CS194-26 Project 3: Fun with Frequencies and Gradients
Joey Barreto
1.1: Warmup
In this section, the high frequency components of an image are added back to the image to sharpen its features--the parameter alpha controls how much is added back.

alpha = 0.0

alpha = 0.5

alpha = 0.9

1.2: Hybrid Images
In this part filtering is used to combine the high frequency components of one image with the low components of another. The two images will be distinguishable at different viewing distances due to detail loss and gain of the human visual system.

Old and young

Recession of the Muir glacier since 1941

Moon and golf ball

Woman and leopard

Fourier transforms of the original images, the filtered images, and the final Fourier transform of the hybrid image from the leopard-woman are displayed below. Overall I think color does help the low frequency component become more recognizable at a distance.

FFT of woman

FFT of leopard

Low-pass image of woman

High-pass image of leopard

FFT of hybrid

1.3: Gaussian and Laplacian Stacks
For this section my Gaussian filter's width scales like 2*i + 5 pixels, where i is the iteration counter. I felt this helped blur the low frequencies more strongly than a constant width. For each example below, the first row, going right, are the successive Gaussian filtered images, and below them are the Laplacians, with the high frequency bands on the left and low on the right. Each Laplacian is (above left) - (above image) in the table.

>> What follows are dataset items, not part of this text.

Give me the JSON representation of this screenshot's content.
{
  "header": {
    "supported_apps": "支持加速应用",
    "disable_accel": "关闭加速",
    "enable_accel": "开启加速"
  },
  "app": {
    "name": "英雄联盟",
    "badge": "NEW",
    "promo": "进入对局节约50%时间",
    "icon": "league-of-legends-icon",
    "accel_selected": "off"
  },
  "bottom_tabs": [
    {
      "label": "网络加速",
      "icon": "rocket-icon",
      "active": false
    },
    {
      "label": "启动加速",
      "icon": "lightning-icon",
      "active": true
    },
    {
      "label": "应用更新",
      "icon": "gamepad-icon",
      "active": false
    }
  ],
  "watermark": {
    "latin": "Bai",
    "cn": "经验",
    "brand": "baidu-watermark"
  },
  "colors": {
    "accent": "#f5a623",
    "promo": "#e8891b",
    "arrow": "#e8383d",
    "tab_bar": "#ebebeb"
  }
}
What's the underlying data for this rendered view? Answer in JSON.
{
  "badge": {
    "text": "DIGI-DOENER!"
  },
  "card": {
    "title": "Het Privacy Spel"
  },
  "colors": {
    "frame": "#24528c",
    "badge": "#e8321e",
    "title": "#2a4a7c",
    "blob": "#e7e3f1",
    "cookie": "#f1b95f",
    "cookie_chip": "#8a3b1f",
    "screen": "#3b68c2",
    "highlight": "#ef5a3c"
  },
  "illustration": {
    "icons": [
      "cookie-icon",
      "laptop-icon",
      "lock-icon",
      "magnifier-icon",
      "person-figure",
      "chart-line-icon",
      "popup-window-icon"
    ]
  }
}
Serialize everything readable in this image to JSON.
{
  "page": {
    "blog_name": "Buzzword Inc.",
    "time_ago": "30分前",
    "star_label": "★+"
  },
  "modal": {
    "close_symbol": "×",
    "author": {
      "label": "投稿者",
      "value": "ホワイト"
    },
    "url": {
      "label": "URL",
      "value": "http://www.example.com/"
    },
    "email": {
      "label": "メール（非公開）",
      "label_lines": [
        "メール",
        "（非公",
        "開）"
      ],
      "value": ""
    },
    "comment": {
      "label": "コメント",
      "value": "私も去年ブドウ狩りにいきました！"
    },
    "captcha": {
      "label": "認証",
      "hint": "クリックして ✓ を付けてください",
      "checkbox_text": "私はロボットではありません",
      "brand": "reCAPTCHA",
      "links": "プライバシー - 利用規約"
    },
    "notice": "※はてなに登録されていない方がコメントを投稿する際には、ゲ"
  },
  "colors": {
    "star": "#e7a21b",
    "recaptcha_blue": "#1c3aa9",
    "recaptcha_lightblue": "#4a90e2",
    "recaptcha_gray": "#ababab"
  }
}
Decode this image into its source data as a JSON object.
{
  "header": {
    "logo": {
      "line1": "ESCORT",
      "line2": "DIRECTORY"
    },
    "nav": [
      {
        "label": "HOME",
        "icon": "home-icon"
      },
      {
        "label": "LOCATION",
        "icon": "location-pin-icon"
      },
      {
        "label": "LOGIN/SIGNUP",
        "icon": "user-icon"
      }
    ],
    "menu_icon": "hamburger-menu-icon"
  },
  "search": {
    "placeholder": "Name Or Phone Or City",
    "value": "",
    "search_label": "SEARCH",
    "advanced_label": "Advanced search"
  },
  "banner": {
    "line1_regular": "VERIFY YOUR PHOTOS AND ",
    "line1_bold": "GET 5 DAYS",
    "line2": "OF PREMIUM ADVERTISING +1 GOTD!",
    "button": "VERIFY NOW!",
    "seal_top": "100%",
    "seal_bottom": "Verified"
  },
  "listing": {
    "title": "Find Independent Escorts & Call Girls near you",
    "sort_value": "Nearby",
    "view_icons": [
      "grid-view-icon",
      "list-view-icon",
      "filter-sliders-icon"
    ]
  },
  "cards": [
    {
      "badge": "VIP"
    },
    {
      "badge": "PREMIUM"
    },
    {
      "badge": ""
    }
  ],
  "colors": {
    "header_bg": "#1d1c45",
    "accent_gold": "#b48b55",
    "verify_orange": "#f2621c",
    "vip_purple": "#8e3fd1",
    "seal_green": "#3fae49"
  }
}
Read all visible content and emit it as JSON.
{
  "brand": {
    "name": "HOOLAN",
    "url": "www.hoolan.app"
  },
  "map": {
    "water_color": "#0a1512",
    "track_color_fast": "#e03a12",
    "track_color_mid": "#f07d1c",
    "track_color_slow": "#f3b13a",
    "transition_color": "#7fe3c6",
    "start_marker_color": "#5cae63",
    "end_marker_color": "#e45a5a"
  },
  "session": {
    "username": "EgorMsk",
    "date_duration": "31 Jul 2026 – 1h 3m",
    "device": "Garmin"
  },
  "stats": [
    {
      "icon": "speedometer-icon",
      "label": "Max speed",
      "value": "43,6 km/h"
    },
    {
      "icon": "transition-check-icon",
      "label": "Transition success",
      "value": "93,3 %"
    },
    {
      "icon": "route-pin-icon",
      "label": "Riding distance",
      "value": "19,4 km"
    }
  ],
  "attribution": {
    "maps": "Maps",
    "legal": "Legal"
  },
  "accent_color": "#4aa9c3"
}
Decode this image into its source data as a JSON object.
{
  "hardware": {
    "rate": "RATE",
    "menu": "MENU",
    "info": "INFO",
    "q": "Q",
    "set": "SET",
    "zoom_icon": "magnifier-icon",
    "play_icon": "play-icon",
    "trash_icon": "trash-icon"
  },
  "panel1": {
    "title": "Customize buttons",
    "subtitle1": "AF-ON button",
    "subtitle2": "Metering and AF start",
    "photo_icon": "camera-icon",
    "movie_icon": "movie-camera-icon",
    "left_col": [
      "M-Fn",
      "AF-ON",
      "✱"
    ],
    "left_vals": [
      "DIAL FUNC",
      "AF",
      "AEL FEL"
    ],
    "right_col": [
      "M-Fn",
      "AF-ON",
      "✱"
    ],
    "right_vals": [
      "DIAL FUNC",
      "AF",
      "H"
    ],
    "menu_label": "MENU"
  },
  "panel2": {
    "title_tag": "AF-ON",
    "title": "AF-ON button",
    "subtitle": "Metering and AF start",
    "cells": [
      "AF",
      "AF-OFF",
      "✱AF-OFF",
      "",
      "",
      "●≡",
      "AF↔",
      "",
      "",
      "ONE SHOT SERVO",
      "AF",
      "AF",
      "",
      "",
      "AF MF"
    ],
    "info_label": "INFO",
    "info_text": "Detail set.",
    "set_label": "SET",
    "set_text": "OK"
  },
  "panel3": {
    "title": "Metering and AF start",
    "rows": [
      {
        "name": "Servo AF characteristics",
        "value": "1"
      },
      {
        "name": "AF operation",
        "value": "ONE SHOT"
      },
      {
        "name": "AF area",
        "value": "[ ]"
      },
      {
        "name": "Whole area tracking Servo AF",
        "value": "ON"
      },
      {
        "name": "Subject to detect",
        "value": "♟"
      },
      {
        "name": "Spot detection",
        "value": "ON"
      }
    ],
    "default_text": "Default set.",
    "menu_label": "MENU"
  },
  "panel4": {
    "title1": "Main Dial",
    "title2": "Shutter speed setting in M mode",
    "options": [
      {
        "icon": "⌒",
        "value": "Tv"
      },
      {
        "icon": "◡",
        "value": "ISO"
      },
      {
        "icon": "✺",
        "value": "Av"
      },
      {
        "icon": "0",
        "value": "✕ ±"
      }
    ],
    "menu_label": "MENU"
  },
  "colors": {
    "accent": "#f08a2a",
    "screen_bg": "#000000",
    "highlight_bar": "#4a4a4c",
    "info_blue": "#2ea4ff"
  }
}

Gaussian and Laplacian stacks of a checkerboard plane.
Gaussian and Laplacian stacks of an Escher drawing
Gaussian and Laplacian stacks for the leopard-woman
1.4: Multiresolution Blending
Here Gaussian and Laplacian stacks are used to blend images.
Gaussian and Laplacian stacks for the blend of the modern-day beach with the WW2 scene from D-Day.
2.1: The Toy Problem
In the second half of the project, we explore using gradients instead of frequencies to blend images. We desire to cut a region from one image and paste it onto another, while preserving gradients on the boundary and throughout the cutout (at the expense of the actual intensity values) to minimize the artifical look of the procedure. The below equation expresses our constraints:
Gradients between pixels in the interior of the cutout in the final image should be similar to those of the corresponding pixels of the source image (first sum), and likewise for those on the boundary, but since the bordering pixels of the final image are known, this fixes one term in the second summation. All these constraints can be formulated as a least-squares problem, where I included four constraints for each pixel (2 x gradients and 2 y gradients). Each constraint becomes a row in a matrix (A), and the desired gradient values populate a vector (b). Solving Ax = b for x gives an array that can be reshaped into an image where the gradients have been preserved as best as least-squares can get. The constraints can be encoded in different ways (like with a 3x3 Laplacian), but as long as all vertical and horizontal nearest-neighbor gradients are covered, the result will be the same. In the toy problem there is no cutout to be solved for--we just encode the gradients of an image, set the value of one pixel in the output, and let the solver find an image that satisfies the gradient constraints... which naturally will be the original image!

Original

Reconstructed

2.2: Poisson Blending
In Poisson blending, we want to solve for the new values of a cutout region that preserves gradients as explained above. In the below example a ship from the left painting is transplanted into right. The pure copy/paste method is shown for comparison, and the procedure is replicated but with the multiresolution blending from earlier as well. Poisson blending does a much better job of making the ship appear more sunlit because it is allowed to change the intensity values of the cutout--the multires blending cannot change its interior too much. The result also looks good because the ship was already lit by a sun on the right in the original image.

Source image

Target image

Copy and paste

Poisson blending

Laplacian stack blending

The following two examples show how Poisson blending can fail--if the boundaries colors cause the interior intensities to change too much. It's not too bad in the freeway sign image, but the Shrekpea did not fare well.

Another Poisson example

The failed Shrekpea

I think Poisson blending will work well for cutouts with similar original background colors, and multires blending for image pairs that were chosen because they had similar lighting conditions, angle of view, scale, etc. Overall the more suited the image pairs are to merging--ie the more care someone puts into finding and aliging two images--the better the results will be.